Albatross (1920 Schooner) - Albatross at The "Ocean Academy" and Loss

Albatross At The "Ocean Academy" and Loss

In 1959, Christopher B. Sheldon's Ocean Academy, Ltd., of Darien, Connecticut, acquired her to use her for trips combining preparatory college classes and sail training. Over the next three years, Christopher B. Sheldon Ph.D. and his wife, Alice Strahan Sheldon M.D., ran programs for up to fourteen students in the Caribbean and Eastern Pacific Ocean.

From fall 1960 to spring 1961, a crew of four instructors (including the Sheldons), a cook and 13 students sailed the Albatross from the Bahamas through the Caribbean to the Galápagos Islands and back to the Caribbean; a fourteenth student had been on the ship for the first part of the voyage, but had left in Balboa, Panama. At the beginning of May, the Albatross was en route from Progreso, Mexico, to Nassau, the Bahamas. On 1 May, skipper Sheldon decided that they would make a stop at one of the Florida keys to refuel.

Shortly after 8:30 am on 2 May 1961 the Albatross was hit by a sudden squall about 125 miles (201 km) west of the Dry Tortugas. She keeled over suddenly and sank almost instantly, taking with her Alice Sheldon, the ship's cook George Ptacnik, and students Chris Coristine, John Goodlett, Rick Marsellus, and Robin Wetherill (John Goodlett was on deck in the last minutes, but probably became entangled in some of the lines or a sail of the sinking ship while freeing a lifeboat, and Christopher Coristine reportedly went below deck in an attempt to save someone else). As there had not been time to send out a radio distress signal before she was lost, the remaining crew used her two lifeboats to make way towards Florida. Around 7:30 a.m. on 3 May, the two boats were found by the Dutch freighter Gran Rio, who took the survivors to Tampa, Florida.
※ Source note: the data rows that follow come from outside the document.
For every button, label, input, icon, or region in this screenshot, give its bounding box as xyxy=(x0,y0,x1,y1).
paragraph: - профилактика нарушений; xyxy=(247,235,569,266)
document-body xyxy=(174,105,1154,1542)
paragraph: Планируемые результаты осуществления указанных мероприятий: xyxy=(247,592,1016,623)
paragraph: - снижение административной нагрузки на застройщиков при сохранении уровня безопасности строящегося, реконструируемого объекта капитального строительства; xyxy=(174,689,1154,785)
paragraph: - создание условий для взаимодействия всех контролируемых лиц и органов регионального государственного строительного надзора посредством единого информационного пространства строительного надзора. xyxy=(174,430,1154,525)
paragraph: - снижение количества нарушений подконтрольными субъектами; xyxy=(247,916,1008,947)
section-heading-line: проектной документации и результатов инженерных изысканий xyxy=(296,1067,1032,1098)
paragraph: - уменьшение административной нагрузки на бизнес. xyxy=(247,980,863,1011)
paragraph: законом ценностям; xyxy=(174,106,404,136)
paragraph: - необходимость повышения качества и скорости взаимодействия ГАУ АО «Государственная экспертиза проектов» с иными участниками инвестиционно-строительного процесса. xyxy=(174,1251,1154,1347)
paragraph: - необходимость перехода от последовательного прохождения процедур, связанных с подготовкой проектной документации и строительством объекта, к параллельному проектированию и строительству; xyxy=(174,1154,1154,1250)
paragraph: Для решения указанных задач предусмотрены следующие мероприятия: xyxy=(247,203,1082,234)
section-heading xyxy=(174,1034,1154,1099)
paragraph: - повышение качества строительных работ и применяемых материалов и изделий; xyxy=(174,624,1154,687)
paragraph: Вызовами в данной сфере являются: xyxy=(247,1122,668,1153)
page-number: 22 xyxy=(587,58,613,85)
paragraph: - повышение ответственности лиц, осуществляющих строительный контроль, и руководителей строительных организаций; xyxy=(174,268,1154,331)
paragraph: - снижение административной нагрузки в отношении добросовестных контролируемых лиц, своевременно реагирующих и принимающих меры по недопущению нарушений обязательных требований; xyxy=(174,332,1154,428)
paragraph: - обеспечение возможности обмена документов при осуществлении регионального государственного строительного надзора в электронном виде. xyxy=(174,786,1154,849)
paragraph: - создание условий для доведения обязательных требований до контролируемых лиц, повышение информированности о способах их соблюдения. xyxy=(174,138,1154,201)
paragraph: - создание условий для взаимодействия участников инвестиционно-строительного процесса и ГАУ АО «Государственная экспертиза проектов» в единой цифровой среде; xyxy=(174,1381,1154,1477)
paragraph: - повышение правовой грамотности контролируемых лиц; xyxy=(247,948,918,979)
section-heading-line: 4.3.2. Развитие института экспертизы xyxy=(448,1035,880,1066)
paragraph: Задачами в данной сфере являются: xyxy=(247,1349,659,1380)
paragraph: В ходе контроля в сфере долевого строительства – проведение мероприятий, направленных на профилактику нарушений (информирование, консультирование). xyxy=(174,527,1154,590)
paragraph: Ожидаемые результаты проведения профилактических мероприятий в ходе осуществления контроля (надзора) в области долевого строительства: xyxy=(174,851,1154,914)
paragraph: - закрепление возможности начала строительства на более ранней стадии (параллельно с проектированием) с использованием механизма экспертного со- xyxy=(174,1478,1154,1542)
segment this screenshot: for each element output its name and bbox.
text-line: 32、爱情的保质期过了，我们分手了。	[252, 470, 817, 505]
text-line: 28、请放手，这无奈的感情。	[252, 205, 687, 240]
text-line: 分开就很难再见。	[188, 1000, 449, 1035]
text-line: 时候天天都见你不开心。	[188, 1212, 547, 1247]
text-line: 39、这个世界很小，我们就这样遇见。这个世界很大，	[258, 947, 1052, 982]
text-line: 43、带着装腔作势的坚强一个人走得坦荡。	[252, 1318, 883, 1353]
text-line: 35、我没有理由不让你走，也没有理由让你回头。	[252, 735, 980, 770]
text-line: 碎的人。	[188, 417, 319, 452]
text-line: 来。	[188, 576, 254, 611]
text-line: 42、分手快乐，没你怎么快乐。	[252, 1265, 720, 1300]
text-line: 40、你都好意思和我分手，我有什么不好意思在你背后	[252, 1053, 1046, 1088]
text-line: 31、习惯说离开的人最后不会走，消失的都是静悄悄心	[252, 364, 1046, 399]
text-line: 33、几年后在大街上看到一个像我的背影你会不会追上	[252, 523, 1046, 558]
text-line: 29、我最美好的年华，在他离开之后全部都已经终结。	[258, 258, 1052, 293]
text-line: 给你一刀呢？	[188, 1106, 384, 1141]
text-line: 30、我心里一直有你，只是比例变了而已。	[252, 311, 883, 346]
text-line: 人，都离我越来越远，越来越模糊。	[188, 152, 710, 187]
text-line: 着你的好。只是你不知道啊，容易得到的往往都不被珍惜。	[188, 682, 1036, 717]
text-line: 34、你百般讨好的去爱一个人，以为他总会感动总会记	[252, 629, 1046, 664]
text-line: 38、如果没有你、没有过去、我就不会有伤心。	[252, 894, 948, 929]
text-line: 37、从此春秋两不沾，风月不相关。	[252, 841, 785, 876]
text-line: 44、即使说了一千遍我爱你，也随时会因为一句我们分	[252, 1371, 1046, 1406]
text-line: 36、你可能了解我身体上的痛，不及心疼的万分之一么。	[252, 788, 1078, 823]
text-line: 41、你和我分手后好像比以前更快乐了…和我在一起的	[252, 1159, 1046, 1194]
According to Sheldon, the squall hitting the Albatross was a white squall, i.e. an unpredictably sudden, very strong squall. His opinion was that the Albatross was essentially a stable, "safe" ship, and that the crew of teenagers—who had already spent about eight months on board—were sufficiently trained, but that this rare weather phenomenon left the ship no chance. Critics of this view, however, have argued that refittings of the Albatross over the years by her various owners had made her top heavy, which had an impact on her secondary stability, that is, her ability to remain stable or even right herself after tilting to the side, as opposed to capsizing. In her times as northsea pilot schooner, the ship had a far smaller and lower sail area, which means that the force of the wind did not have as much power and as powerful an angle as it did the day she sank. Almost 40 years after the loss of the Albatross, Daniel S. Parrott reanalyzed some of the documents about the ship and comparable ships in his book, Tall Ships Down. He suggested that due to the ship's impaired stability, even a "normal" squall could have sunk her; according to him, only the expert handling of the ship and the habitual prudence of the ship's captain(s) to reduce sail area early had prevented the refitted Albatross from capsizing in previous strong wind conditions.

In 1932, the German training vessel Segelschulschiff Niobe suffered a similar fate, killing 69. Parrott draws parallels to the sudden losses of the Marques (1984) and the original Pride of Baltimore (1986), which were similarly affected by (too) large sail areas; in the case of the Marques, this was likewise the result of refittings over the years of her existence.